Now, that's an invitation I would not like to refuse...

Rodney Fagan from Johannesberg South Africa, The Gold Mine City on February 01, 2009:

Princessa, we can have dinner as soon as I hit the France, or if you want a guided tour of our wine lands in Sunny South Africa, I will arrange that dinner and then we can do a tour of these now famous vineyards.

Wendy Iturrizaga (author) from France on February 01, 2009:

warm heart : aphrodisiacs will always be a puzzle. Some people gets turn on just at the mention of the word aphrodsiac!

King Princess and SUNNY22 : A full tummy and the right words whispered on your ear always work :)

King Princess on January 31, 2009:

Mmm, now you've got me craving oysters! A full belly is the best aphrodisiac, I always say. :)

Wendy Iturrizaga (author) from France on January 29, 2009:

ripplemaker: that sounds like a great idea!

Just Rodney: I think we should have dinner toguether ;-)

Rodney Fagan from Johannesberg South Africa, The Gold Mine City on January 29, 2009:

Princessa, you could spice it up and have a chilli chocalate sauce over your homemade vanilla ice cream.

Michelle Simtoco from Cebu, Philippines on January 29, 2009:

If we weren't so far away, you could come visit our country and eat lots of oysters :-)

Wendy Iturrizaga (author) from France on January 29, 2009:

SweetiePie : Chocolate is a good one, specially to bring back some energy after the first encounter; it can bring back the enthusiasm in the most tired of lovers.
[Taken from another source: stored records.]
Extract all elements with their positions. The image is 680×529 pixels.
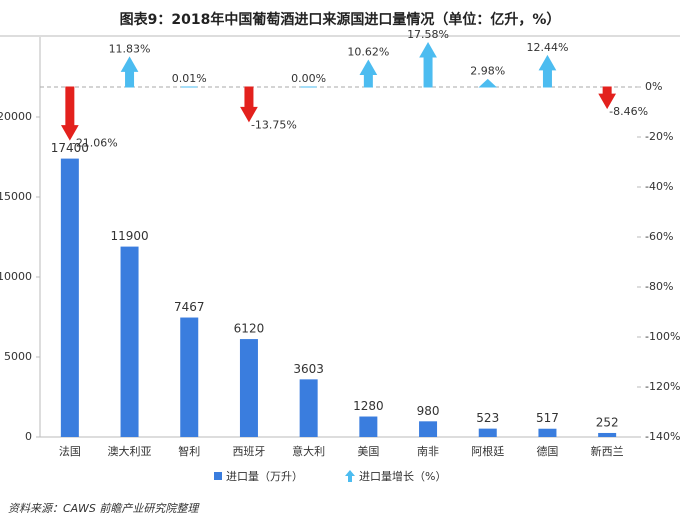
bar-label: 523 [476,411,499,425]
growth-label: -21.06% [72,137,118,150]
growth-arrow [598,86,617,110]
y2-tick-label: -100% [645,330,680,343]
y2-tick-label: 0% [645,80,662,93]
y-tick-label: 10000 [0,270,32,283]
bar [60,158,79,437]
growth-arrow [240,86,258,123]
growth-label: 0.01% [172,72,207,85]
y2-tick-label: -40% [645,180,673,193]
y2-tick-label: -140% [645,430,680,443]
y2-tick-label: -80% [645,280,673,293]
bar-label: 11900 [110,229,148,243]
growth-label: 0.00% [291,72,326,85]
legend-label: 进口量（万升） [226,470,303,483]
x-tick-label: 德国 [536,444,558,458]
bar [478,428,497,437]
bar-label: 7467 [174,300,205,314]
bar [239,339,258,437]
y2-tick-label: -20% [645,130,673,143]
growth-label: 17.58% [407,28,449,41]
y-tick-label: 5000 [4,350,32,363]
x-tick-label: 新西兰 [591,444,624,458]
bar-label: 252 [596,415,619,429]
x-tick-label: 智利 [178,444,200,458]
bar-label: 517 [536,411,559,425]
x-tick-label: 西班牙 [232,445,265,458]
bar [538,428,557,437]
y-tick-label: 15000 [0,190,32,203]
bar [120,246,139,437]
chart-title: 图表9：2018年中国葡萄酒进口来源国进口量情况（单位：亿升，%） [120,11,561,28]
growth-arrow [120,56,139,88]
source: 资料来源：CAWS 前瞻产业研究院整理 [8,502,200,515]
bar [359,416,378,437]
x-tick-label: 美国 [357,445,379,458]
bar-label: 6120 [234,322,265,336]
bar-label: 980 [417,404,440,418]
bar-label: 3603 [293,362,324,376]
bar-label: 1280 [353,399,384,413]
bar [180,317,199,437]
legend-label: 进口量增长（%） [359,469,446,483]
legend-swatch [345,470,355,482]
growth-arrow [419,42,437,88]
y2-tick-label: -60% [645,230,673,243]
growth-arrow [60,86,79,141]
bar [299,379,318,437]
legend-swatch [214,472,222,480]
y-tick-label: 20000 [0,110,32,123]
y-tick-label: 0 [25,430,32,443]
growth-label: 12.44% [526,41,568,54]
x-tick-label: 法国 [59,444,81,458]
x-tick-label: 阿根廷 [471,444,504,458]
y2-tick-label: -120% [645,380,680,393]
x-tick-label: 澳大利亚 [108,444,152,458]
growth-label: -13.75% [251,118,297,131]
growth-arrow [478,78,498,88]
bar [419,421,438,437]
growth-label: 10.62% [347,45,389,58]
growth-label: 11.83% [109,42,151,55]
x-tick-label: 意大利 [292,444,325,458]
x-tick-label: 南非 [417,445,439,458]
growth-arrow [359,59,378,88]
bar-label: 17400 [51,141,89,155]
growth-arrow [538,54,557,88]
bar [598,432,617,437]
growth-label: -8.46% [609,105,648,118]
growth-label: 2.98% [470,65,505,78]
Watch out, I'll be coming back with more aphrodisiac foods ;-)

BrianS : I am sure will be able to find an appropiate aphrodisiac food for you ;-)

Just Rodney: I'll need to try my oysters with soy sauce. I must say I am not very fond of wasabi, but I am prepared to try your recipe. It might be surprisingly delicious!

Rodney Fagan from Johannesberg South Africa, The Gold Mine City on January 29, 2009:

Doubt the aphrodisiac effect, and would carefully lay the blame on the accompanying liquid refreshment as well as the company, and ambiance. Have had it several times as a sushi type of meal, mix wasabi and soy sauce about 50/50 and add to the oyster let stand for a minte or so and then eat it. It is quite tasty that way.

Brian Stephens from Castelnaudary, France on January 29, 2009:

I am in a family of seafood addicts but I just cannot eat seafood myself, by that I mean shellfish, I even turn my nose up at lobster much to the dismay of the rest of the family.

SweetiePie from Southern California, USA on January 28, 2009:

I was never much of an oyster fan, but my grandpa really liked them. He went to some place down in the South along the beach once and apparently him and his friend went to this restaurant where you could get all the oysters you could eat. I like chocolate though, so I could always use that one :).

Wendy Iturrizaga (author) from France on January 28, 2009:

Hi CJ, Guinness and oysters? Isn't that a bit harsh? I'll need to try that. Are you sure the oysters have no aphrodisiac effect on you? Maybe you think is all natural but it actually has to do with the oysters... But then again, maybe you are right and my "skinny dip" was to blame on the champagne... or maybe my friend ;-)

Christopher James Stone from Whitstable, UK on January 28, 2009:

Hello Princessa, I come from Whitstable in Kent which is famous for its oysters. I usually manage a few a week, though I couldn't speak for their properties as an aphrodisiac. The traditional drink to go with them is usually Guinness. I suspect your midnight skinny dipping had as much to do with champagne as it did with oysters, but who am I to say?